The three-napkins protocol is now the kludge that never died.

“Short term options often remain with us for a lengthy time. And long term options often never occur,” said Yakov Rekhter, among the engineers who devised the “three-napkins protocol.” “That is what I learned from this encounter.”

The Web can seem as elegantly designed as a race car as it immerses us in using up universes of sound and sight. But it is closer to an assemblage of kludges Frankenstein than Ferrari — that put up with since they work well enough, or at least work.

The defects they use frequently are well known and early in technological terms, living only due to an industry-wide penchant for patching around issues instead of replacing the rot.

“You are in Hackerville here on the Web. “All of the items lacks proper discipline. . . . It is paint and spackle.”

Such is the narrative of the “three-napkins protocol,” more formally called Border Gateway Protocol, or BGP.

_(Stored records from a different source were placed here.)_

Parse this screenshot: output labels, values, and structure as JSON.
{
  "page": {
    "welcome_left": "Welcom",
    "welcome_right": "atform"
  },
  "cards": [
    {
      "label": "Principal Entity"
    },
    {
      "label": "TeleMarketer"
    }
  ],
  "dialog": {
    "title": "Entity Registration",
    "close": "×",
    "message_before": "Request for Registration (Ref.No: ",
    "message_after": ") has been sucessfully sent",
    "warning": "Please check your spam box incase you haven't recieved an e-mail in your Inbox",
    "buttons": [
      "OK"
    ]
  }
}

At its most fundamental level, BGP helps routers determine the best way to send giant streams of information across the vast mesh of connections which make up the Internet. With endless quantities of potential routes — some slow and meandering, others direct and fast — BGP gives the info they should decide one to routers, even though there’s no complete map of no power charged with directing its traffic and the World Wide Web.

The development of BGP, which relies on individual networks constantly sharing information about accessible data links, helped its growth is continued by the Internet into a global network. But BGP also enables enormous swaths of information to be “hijacked” by virtually anyone with the necessary skills and accessibility.